Breaking Bad will be airing its final eight episodes this summer and I want us all to be ready! Look for recaps, reminders, and all manner of oddities as "Walter White Wednesday" resumes operation by the end of January.
I kicked off 2013 by seeing Tarentino's latest, Django Unchained, which is his homage to spaghetti Westerns twisted round a unique take on the "blaxploitation" films of the 1970s. Now, Tarentino's violence-drenched bloodfests are not everyone's cup of entertainment tea and that's fine. Django is hyper-violent - to the point of almost being cartoonish, but not quite crossing that line. It's rated R for several thousand very good reasons. We live in a society that has deemed certain words too crass to even utter aloud, especially when those words are racial slurs. Django wastes no time and gets immediately in the audience's face about that. The film also shows the casual barbarity that comes with a slave-holding society. Human beings are shot, beaten, and tortured for trying to escape a system that would allow them to be shot, beaten, and tortured. It's harsh and brilliantly sets up the revenge fantasy that is at the heart of Django, with an unexpected German angle coming at the audience through a (very) broad retelling of the tale of Siegfried and Brunhilde. I liked the film - much more than I expected to - in part due to Tarentino's eye for framing violence in a way that makes you remark on the beauty of it, while still decrying the horror. A case in point is a quick shot toward the beginning of the movie involving bright green cotton stalks, puffy white bolls, and a spray of blood.
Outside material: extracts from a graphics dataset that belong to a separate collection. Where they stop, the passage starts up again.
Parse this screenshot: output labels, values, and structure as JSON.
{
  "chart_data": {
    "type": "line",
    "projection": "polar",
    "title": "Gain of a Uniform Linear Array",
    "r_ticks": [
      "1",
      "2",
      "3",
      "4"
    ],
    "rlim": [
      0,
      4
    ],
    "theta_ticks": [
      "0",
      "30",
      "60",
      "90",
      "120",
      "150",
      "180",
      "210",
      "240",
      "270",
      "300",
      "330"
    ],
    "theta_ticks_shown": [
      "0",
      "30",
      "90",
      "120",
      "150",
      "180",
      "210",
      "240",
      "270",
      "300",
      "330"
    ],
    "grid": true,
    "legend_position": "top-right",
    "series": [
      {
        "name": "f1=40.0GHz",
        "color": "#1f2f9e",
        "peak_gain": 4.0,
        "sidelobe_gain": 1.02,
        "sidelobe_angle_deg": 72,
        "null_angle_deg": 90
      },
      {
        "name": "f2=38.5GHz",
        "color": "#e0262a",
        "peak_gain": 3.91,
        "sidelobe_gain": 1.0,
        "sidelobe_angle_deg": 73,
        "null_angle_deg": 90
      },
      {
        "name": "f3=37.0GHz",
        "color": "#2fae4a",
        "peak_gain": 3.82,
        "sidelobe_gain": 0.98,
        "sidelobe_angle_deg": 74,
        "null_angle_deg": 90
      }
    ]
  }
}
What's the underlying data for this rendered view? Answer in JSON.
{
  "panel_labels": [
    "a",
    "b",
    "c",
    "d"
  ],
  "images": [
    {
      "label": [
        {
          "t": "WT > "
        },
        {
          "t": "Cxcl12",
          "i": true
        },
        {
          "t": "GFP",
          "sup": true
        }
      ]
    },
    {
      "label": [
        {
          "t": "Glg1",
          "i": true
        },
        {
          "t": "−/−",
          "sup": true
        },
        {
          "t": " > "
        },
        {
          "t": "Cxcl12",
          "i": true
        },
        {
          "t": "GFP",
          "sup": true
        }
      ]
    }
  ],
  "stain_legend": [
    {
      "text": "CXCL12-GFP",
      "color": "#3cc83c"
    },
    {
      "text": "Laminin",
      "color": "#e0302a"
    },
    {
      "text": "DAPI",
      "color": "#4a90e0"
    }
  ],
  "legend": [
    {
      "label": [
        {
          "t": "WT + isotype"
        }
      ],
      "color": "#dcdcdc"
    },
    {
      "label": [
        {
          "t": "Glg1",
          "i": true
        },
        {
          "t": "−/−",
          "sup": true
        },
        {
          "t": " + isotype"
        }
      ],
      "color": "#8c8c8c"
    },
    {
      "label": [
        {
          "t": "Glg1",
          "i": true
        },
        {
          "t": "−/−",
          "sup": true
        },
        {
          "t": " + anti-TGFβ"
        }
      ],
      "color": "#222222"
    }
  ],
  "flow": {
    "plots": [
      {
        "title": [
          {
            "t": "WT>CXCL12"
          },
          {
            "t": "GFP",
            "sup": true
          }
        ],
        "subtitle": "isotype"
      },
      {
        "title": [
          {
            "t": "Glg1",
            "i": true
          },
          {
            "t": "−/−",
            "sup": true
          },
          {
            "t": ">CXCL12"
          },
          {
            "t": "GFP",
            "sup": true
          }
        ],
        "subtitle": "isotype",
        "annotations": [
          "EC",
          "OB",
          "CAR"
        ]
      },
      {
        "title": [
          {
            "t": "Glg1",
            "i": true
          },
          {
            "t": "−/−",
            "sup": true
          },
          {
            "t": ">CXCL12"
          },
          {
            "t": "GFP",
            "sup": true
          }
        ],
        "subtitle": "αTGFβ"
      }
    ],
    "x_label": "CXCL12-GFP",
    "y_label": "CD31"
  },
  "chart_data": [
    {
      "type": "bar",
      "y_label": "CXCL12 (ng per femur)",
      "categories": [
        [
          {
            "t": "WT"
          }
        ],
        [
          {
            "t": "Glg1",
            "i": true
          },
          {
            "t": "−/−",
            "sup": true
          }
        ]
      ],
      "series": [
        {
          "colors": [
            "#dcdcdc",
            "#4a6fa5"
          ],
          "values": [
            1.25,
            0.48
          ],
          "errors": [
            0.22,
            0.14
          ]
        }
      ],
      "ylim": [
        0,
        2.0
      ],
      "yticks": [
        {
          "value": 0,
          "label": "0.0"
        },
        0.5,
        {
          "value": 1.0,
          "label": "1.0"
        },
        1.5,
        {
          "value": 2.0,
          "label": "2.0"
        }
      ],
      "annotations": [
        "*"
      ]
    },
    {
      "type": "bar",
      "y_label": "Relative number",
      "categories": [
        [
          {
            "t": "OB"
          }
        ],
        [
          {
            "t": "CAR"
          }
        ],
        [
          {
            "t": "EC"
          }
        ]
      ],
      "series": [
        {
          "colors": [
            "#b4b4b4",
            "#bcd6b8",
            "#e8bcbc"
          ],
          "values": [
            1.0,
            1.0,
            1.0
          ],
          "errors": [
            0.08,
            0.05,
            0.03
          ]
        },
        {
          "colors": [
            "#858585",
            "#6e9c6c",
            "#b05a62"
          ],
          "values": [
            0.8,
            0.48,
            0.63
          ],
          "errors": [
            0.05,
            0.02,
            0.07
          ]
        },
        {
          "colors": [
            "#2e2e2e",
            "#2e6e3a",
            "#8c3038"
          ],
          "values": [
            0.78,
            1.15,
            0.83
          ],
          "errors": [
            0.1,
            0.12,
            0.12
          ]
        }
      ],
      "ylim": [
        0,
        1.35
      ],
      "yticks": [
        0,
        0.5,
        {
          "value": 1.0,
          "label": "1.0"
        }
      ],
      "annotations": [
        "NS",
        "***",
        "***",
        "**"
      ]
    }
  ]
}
Is Django accurate? Heck, no (my companion pointed out that a Winchester repeating rifle is prominently carried by one character - a gun that wasn't invented for a good 20 years after the movie is set, but anachronisms are part of the spaghetti Western genre, so I'll let that slide) but it's not intended to be a documentary, either. Jaime Foxx and Kerry Washington (who worked together on the film Ray) never let you forget that slavery is about real, actual people being stripped of their humanity. Django also has plenty of scenery chewing - Leonardo diCaprio seems to be having great fun and Christoph Waltz (who brilliantly played the evil Nazi Hans Landa in Tarnetino's Inglourious Basterds, for which he won the Academy Award for Best Supporting Actor) is magnificent, with cameos by a host of spaghetti Western actors and others. For example, Don Johnson is hilarious and Jonah Hill has a tiny role that'll leave you laughing.
Laughing at racism - who'd have thought? Django does it differently (and far bloodier) than Blazing Saddles, but they both work.